Caso os ‘peshmarga' não estivessem a proteger as fronteiras, Hawreen acredita que já teriam tomado o território. "Tenho a certeza de que não teriam qualquer misericórdia para com o povo curdo, apesar da religião da maioria dos curdos ser muçulmano-sunita tal como os elementos do ISIS". Hawreen afasta completamente a religião desta equação. "Vão querer matar-nos na mesma. O norte do Iraque tem petróleo, tal como o sul, e é isso que lhes interessa". Daquilo que Hawreen pode perceber, "o ISIS não quer espalhar a religião, o que eles querem é poder, dinheiro e mulheres escravas".

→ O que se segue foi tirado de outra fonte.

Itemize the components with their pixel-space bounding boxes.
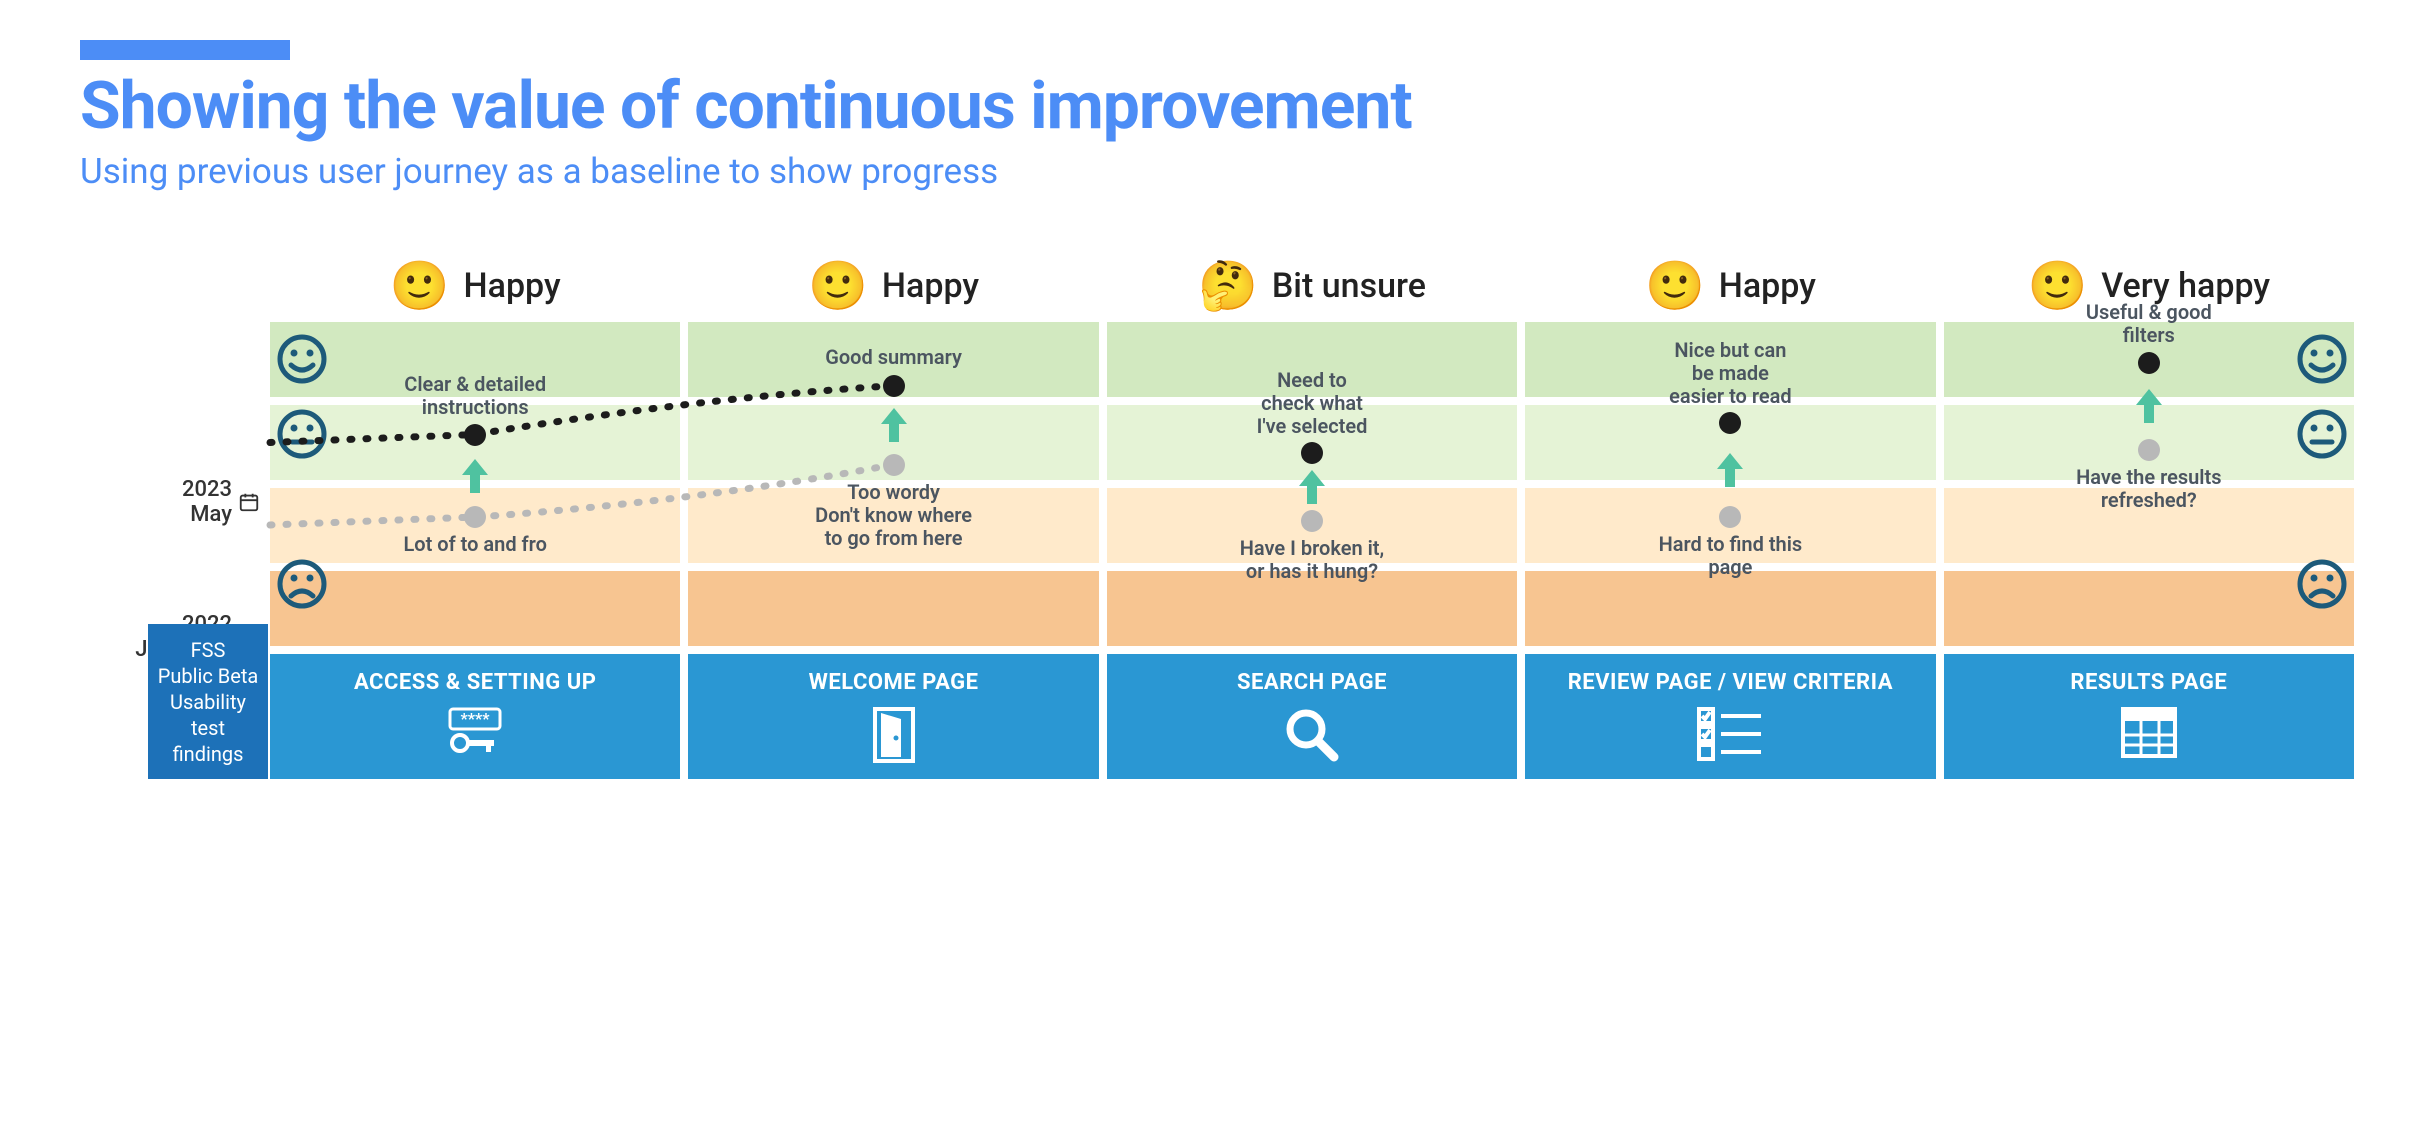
datapoint-baseline [464, 506, 486, 528]
sentiment-emoji-icon: 🙂 [1645, 262, 1705, 310]
datapoint-baseline [1719, 506, 1741, 528]
stage-label: WELCOME PAGE [696, 670, 1090, 695]
sentiment-emoji-icon: 🙂 [390, 262, 450, 310]
improvement-arrow-icon [2134, 389, 2164, 423]
table-icon [1952, 705, 2346, 760]
emoji-header: 🙂 Happy [270, 262, 680, 310]
sentiment-emoji-icon: 🤔 [1198, 262, 1258, 310]
door-icon [696, 705, 1090, 765]
stage-footer-row: FSS Public Beta Usability test findings … [270, 654, 2354, 779]
datapoint-current [1301, 442, 1323, 464]
key-password-icon: **** [278, 705, 672, 755]
sentiment-bands: Clear & detailed instructions Lot of to a… [270, 322, 2354, 646]
annotation-baseline: Too wordy Don't know where to go from he… [774, 481, 1014, 550]
datapoint-current [883, 375, 905, 397]
page-title: Showing the value of continuous improvem… [80, 68, 2354, 145]
sentiment-emoji-icon: 🙂 [808, 262, 868, 310]
stage-label: ACCESS & SETTING UP [278, 670, 672, 695]
sentiment-label: Happy [464, 266, 561, 306]
annotation-current: Need to check what I've selected [1202, 369, 1422, 438]
journey-columns: 🙂Happy🙂Happy🤔Bit unsure🙂Happy🙂Very happy [270, 262, 2354, 779]
stage-footer: REVIEW PAGE / VIEW CRITERIA [1525, 654, 1935, 779]
emoji-header: 🙂 Happy [1525, 262, 1935, 310]
improvement-arrow-icon [1715, 453, 1745, 487]
svg-text:****: **** [461, 709, 491, 728]
annotation-baseline: Have I broken it, or has it hung? [1192, 537, 1432, 583]
stage-footer: ACCESS & SETTING UP **** [270, 654, 680, 779]
sentiment-label: Happy [1719, 266, 1816, 306]
journey-chart: 2023 May 2022 June-July 🙂Happy🙂Happy🤔Bit… [80, 262, 2354, 779]
improvement-arrow-icon [879, 408, 909, 442]
annotation-current: Clear & detailed instructions [365, 373, 585, 419]
magnifier-icon [1115, 705, 1509, 765]
stage-footer: RESULTS PAGE [1944, 654, 2354, 779]
slide: Showing the value of continuous improvem… [0, 0, 2434, 1132]
emoji-header: 🙂 Happy [688, 262, 1098, 310]
annotation-baseline: Have the results refreshed? [2029, 466, 2269, 512]
stage-footer: SEARCH PAGE [1107, 654, 1517, 779]
stage-footer: WELCOME PAGE [688, 654, 1098, 779]
emoji-header: 🤔 Bit unsure [1107, 262, 1517, 310]
accent-bar [80, 40, 290, 60]
sentiment-label: Happy [882, 266, 979, 306]
datapoint-current [1719, 412, 1741, 434]
timeline-label-current: 2023 May [182, 477, 260, 528]
page-subtitle: Using previous user journey as a baselin… [80, 151, 2354, 192]
stage-label: SEARCH PAGE [1115, 670, 1509, 695]
annotation-current: Good summary [784, 346, 1004, 369]
sentiment-label: Bit unsure [1272, 266, 1426, 306]
calendar-icon [238, 491, 260, 513]
annotation-current: Useful & good filters [2039, 301, 2259, 347]
improvement-arrow-icon [460, 459, 490, 493]
annotation-baseline: Lot of to and fro [355, 533, 595, 556]
checklist-icon [1533, 705, 1927, 760]
datapoint-baseline [883, 454, 905, 476]
datapoint-baseline [2138, 439, 2160, 461]
legend-box: FSS Public Beta Usability test findings [148, 624, 268, 779]
annotation-baseline: Hard to find this page [1610, 533, 1850, 579]
improvement-arrow-icon [1297, 470, 1327, 504]
datapoint-current [2138, 352, 2160, 374]
annotation-current: Nice but can be made easier to read [1620, 339, 1840, 408]
datapoint-current [464, 424, 486, 446]
stage-label: RESULTS PAGE [1952, 670, 2346, 695]
datapoint-baseline [1301, 510, 1323, 532]
stage-label: REVIEW PAGE / VIEW CRITERIA [1533, 670, 1927, 695]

Na sua opinião, o crescimento do ISIS, conhecido também por Autoproclamado Estado Islâmico ou Daesh, deveu-se em parte ao facto de o povo iraquiano ter ficado devastado depois da invasão dos EUA. "Não se consegue reprogramar a cabeça de alguém que conhece a guerra e que perdeu tudo, família, emprego e o próprio futuro", analisa a jovem que vê no Iraque pós Saddam uma combinação explosiva: desemprego, espírito de vingança e muitas armas à disposição.

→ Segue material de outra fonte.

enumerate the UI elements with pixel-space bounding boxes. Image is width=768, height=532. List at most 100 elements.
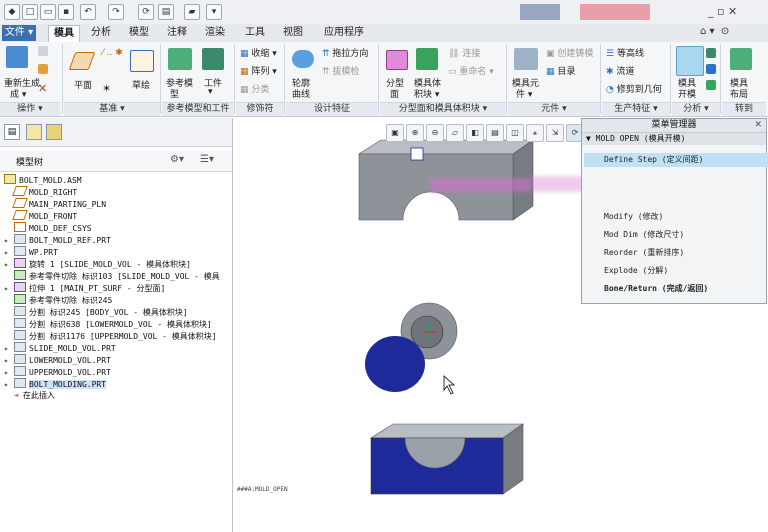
tree-item[interactable]: MOLD_DEF_CSYS [14,222,92,234]
workpiece-label-2[interactable]: ▾ [208,87,213,97]
analysis-small-icon-3[interactable] [706,80,716,90]
plane-icon[interactable] [68,52,96,70]
tab-file[interactable]: 文件 ▾ [2,25,36,41]
open-file-icon[interactable]: ▭ [40,4,56,20]
tree-item[interactable]: 参考零件切除 标识245 [14,294,112,306]
menu-item-done-return[interactable]: Bone/Return (完成/返回) [604,283,708,294]
parting-label-2[interactable]: 面 [390,87,399,100]
regenerate-label-2[interactable]: 成 ▾ [10,87,26,100]
axis-icon[interactable]: ⁄ ‥ ✱ [102,48,123,58]
view-manager-icon[interactable]: ◫ [506,124,524,142]
array-button[interactable]: ▦ 阵列 ▾ [240,64,277,77]
csys-icon[interactable]: ✶ [102,82,111,95]
runner-button[interactable]: ✱ 流道 [606,64,634,77]
create-cast-button[interactable]: ▣ 创建铸模 [546,46,593,59]
tab-tools[interactable]: 工具 [240,25,270,41]
copy-icon[interactable] [38,46,48,56]
expand-arrow-icon[interactable]: ▸ [4,260,14,269]
tree-item[interactable]: 分割 标识245 [BODY_VOL - 模具体积块] [14,306,188,318]
contour-curve-icon[interactable] [292,50,314,68]
tree-filter-icon[interactable]: ☰▾ [200,154,214,165]
mold-volume-icon[interactable] [416,48,438,70]
tree-item[interactable]: ▸ SLIDE_MOLD_VOL.PRT [4,342,116,354]
lower-mold-part[interactable] [369,423,524,495]
tab-render[interactable]: 渲染 [200,25,230,41]
tab-analysis[interactable]: 分析 [86,25,116,41]
workpiece-icon[interactable] [202,48,224,70]
favorites-tab-icon[interactable] [46,124,62,140]
mold-layout-label-2[interactable]: 布局 [730,87,748,100]
tree-item-root[interactable]: BOLT_MOLD.ASM [4,174,82,186]
menu-item-define-step[interactable]: Define Step (定义间距) [584,153,768,167]
tree-item[interactable]: ▸ UPPERMOLD_VOL.PRT [4,366,111,378]
sketch-label[interactable]: 草绘 [132,78,150,91]
help-icons[interactable]: ⌂ ▾ ⊙ [700,26,760,37]
tree-item[interactable]: ▸ 拉伸 1 [MAIN_PT_SURF - 分型面] [4,282,165,294]
window-controls[interactable]: _ ▫ ✕ [708,5,737,18]
folder-icon[interactable]: ▰ [184,4,200,20]
delete-icon[interactable]: ✕ [38,82,47,95]
catalog-button[interactable]: ▦ 目录 [546,64,575,77]
tree-item[interactable]: MOLD_FRONT [12,210,77,222]
reference-model-icon[interactable] [168,48,192,70]
insert-here[interactable]: ➜ 在此插入 [14,390,55,402]
parting-surface-icon[interactable] [386,50,408,70]
datum-display-icon[interactable]: ⚹ [526,124,544,142]
regenerate-icon[interactable] [6,46,28,68]
expand-arrow-icon[interactable]: ▸ [4,248,14,257]
regenerate-small-icon[interactable]: ⟳ [138,4,154,20]
more-icon[interactable]: ▾ [206,4,222,20]
expand-arrow-icon[interactable]: ▸ [4,356,14,365]
analysis-small-icon-2[interactable] [706,64,716,74]
trim-geometry-button[interactable]: ◔ 修剪到几何 [606,82,662,95]
mold-open-submenu[interactable]: ▼ MOLD OPEN (模具开模) [582,133,766,145]
mold-layout-icon[interactable] [730,48,752,70]
tree-item-selected[interactable]: ▸ BOLT_MOLDING.PRT [4,378,107,390]
connect-button[interactable]: ⛓ 连接 [448,46,480,59]
undo-icon[interactable]: ↶ [80,4,96,20]
workpiece-label[interactable]: 工件 [204,76,222,89]
tree-item[interactable]: ▸ 旋转 1 [SLIDE_MOLD_VOL - 模具体积块] [4,258,191,270]
split-button[interactable]: ▦ 分类 [240,82,269,95]
shrink-button[interactable]: ▦ 收缩 ▾ [240,46,277,59]
menu-item-reorder[interactable]: Reorder (重新排序) [604,247,684,258]
menu-item-mod-dim[interactable]: Mod Dim (修改尺寸) [604,229,684,240]
tree-item[interactable]: MAIN_PARTING_PLN [12,198,106,210]
paste-icon[interactable] [38,64,48,74]
tree-settings-icon[interactable]: ⚙▾ [170,154,184,165]
tree-item[interactable]: ▸ BOLT_MOLD_REF.PRT [4,234,111,246]
tab-mold[interactable]: 模具 [48,25,80,42]
tab-view[interactable]: 视图 [278,25,308,41]
display-style-icon[interactable]: ◧ [466,124,484,142]
new-file-icon[interactable]: □ [22,4,38,20]
expand-arrow-icon[interactable]: ▸ [4,380,14,389]
contour-line-button[interactable]: ☰ 等高线 [606,46,644,59]
contour-label-2[interactable]: 曲线 [292,87,310,100]
zoom-in-icon[interactable]: ⊕ [406,124,424,142]
tab-applications[interactable]: 应用程序 [318,25,370,41]
draft-check-button[interactable]: ⇈ 拔模检 [322,64,359,77]
tree-item[interactable]: 分割 标识1176 [UPPERMOLD_VOL - 模具体积块] [14,330,217,342]
app-logo-icon[interactable]: ◆ [4,4,20,20]
expand-arrow-icon[interactable]: ▸ [4,368,14,377]
close-icon[interactable]: ✕ [754,119,762,132]
zoom-out-icon[interactable]: ⊖ [426,124,444,142]
window-icon[interactable]: ▤ [158,4,174,20]
tab-model[interactable]: 模型 [124,25,154,41]
reference-model-label-2[interactable]: 型 [170,87,179,100]
mold-open-icon[interactable] [676,46,704,76]
model-tree-tab-icon[interactable]: ▤ [4,124,20,140]
annotation-display-icon[interactable]: ⇲ [546,124,564,142]
saved-views-icon[interactable]: ▤ [486,124,504,142]
mold-volume-label-2[interactable]: 积块 ▾ [414,87,439,100]
mold-open-label-2[interactable]: 开模 [678,87,696,100]
tree-item[interactable]: MOLD_RIGHT [12,186,77,198]
plane-label[interactable]: 平面 [74,78,92,91]
expand-arrow-icon[interactable]: ▸ [4,344,14,353]
redo-icon[interactable]: ↷ [108,4,124,20]
menu-item-modify[interactable]: Modify (修改) [604,211,663,222]
tab-annotate[interactable]: 注释 [162,25,192,41]
draft-direction-button[interactable]: ⇈ 拖拉方向 [322,46,368,59]
menu-item-explode[interactable]: Explode (分解) [604,265,668,276]
refit-icon[interactable]: ▣ [386,124,404,142]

Relativamente à crise de refugiados, que se intensificou já com Hawreen em Portugal, considera que o futuro dos refugiados na Europa ainda não está claro, no entanto sente-se grata por estarem a ser acolhidos na Europa, sobretudo na Alemanha, e espera que outros países do mundo "tirem os óculos escuros e que olhem para a Síria e para o Iraque com mais simpatia". Hawreen está convencida de que conseguirão resolver o problema se quiserem. No entanto, observa que o "Iraque se transformou num prato de onde alguns países comem, tudo o que lhes importa é o petróleo".

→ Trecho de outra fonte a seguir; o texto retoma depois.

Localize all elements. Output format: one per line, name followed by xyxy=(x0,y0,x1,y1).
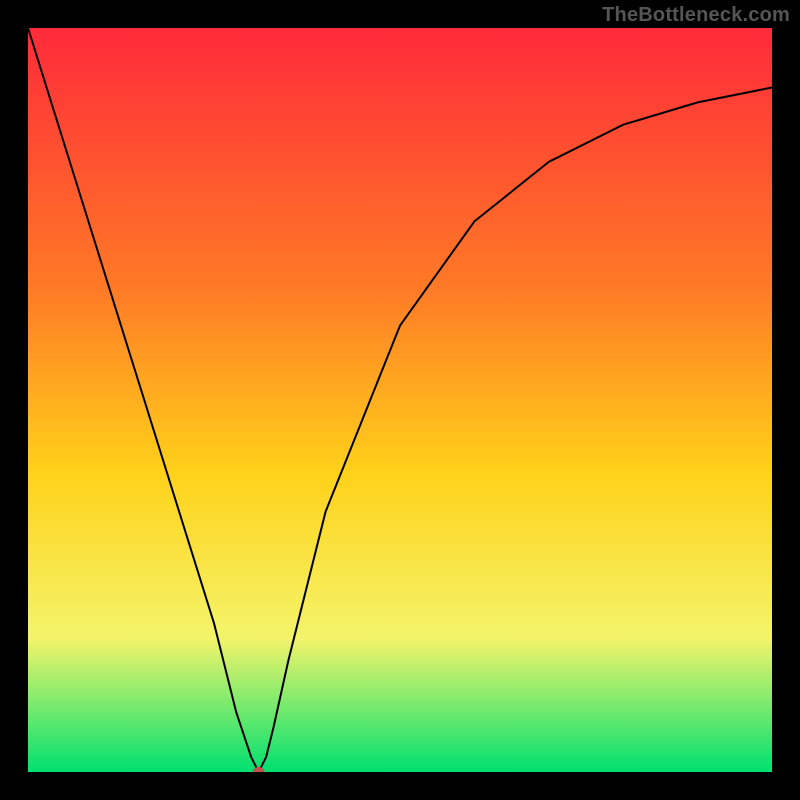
chart-frame: TheBottleneck.com xyxy=(0,0,800,800)
watermark-text: TheBottleneck.com xyxy=(602,4,790,27)
chart-svg xyxy=(28,28,772,772)
gradient-background xyxy=(28,28,772,772)
plot-area xyxy=(28,28,772,772)
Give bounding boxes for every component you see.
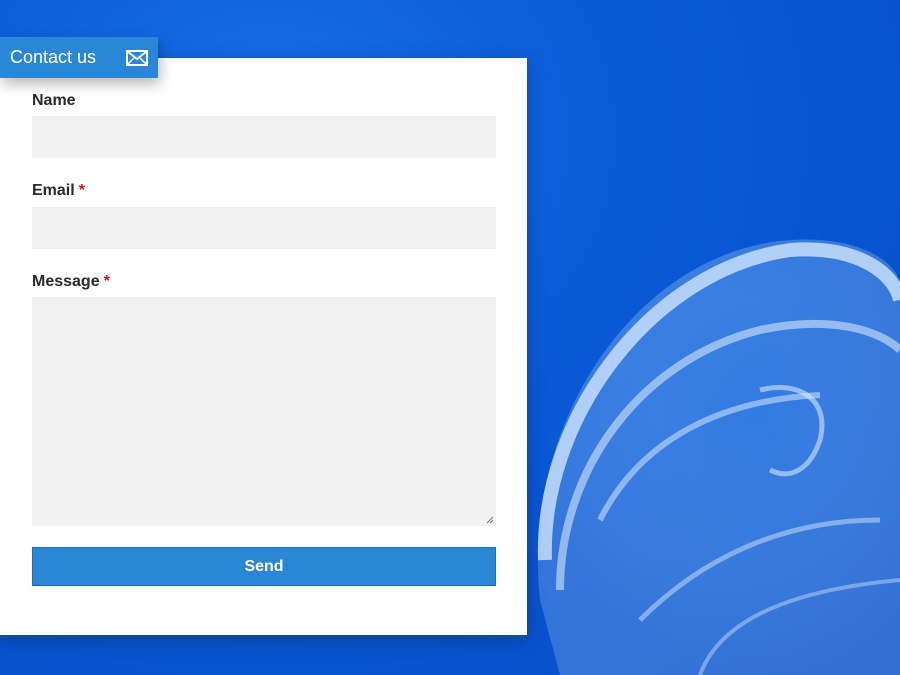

Hawreen confessa também que o distanciamento do país lhe permitiu perceber melhor a realidade do Iraque e como o país está atrasado. "Sinto isso na pele todos os dias". E, se no início desta jornada, os planos de Hawreen passavam por voltar para o Curdistão e começar a dar aulas numa universidade, agora já não é tanto assim. Desde que está em Portugal a situação no Iraque agravou-se de tal forma que se sente hesitante quanto ao regresso. “Mas, em todo o caso, continuo a querer voltar para o sítio onde cresci”, termina.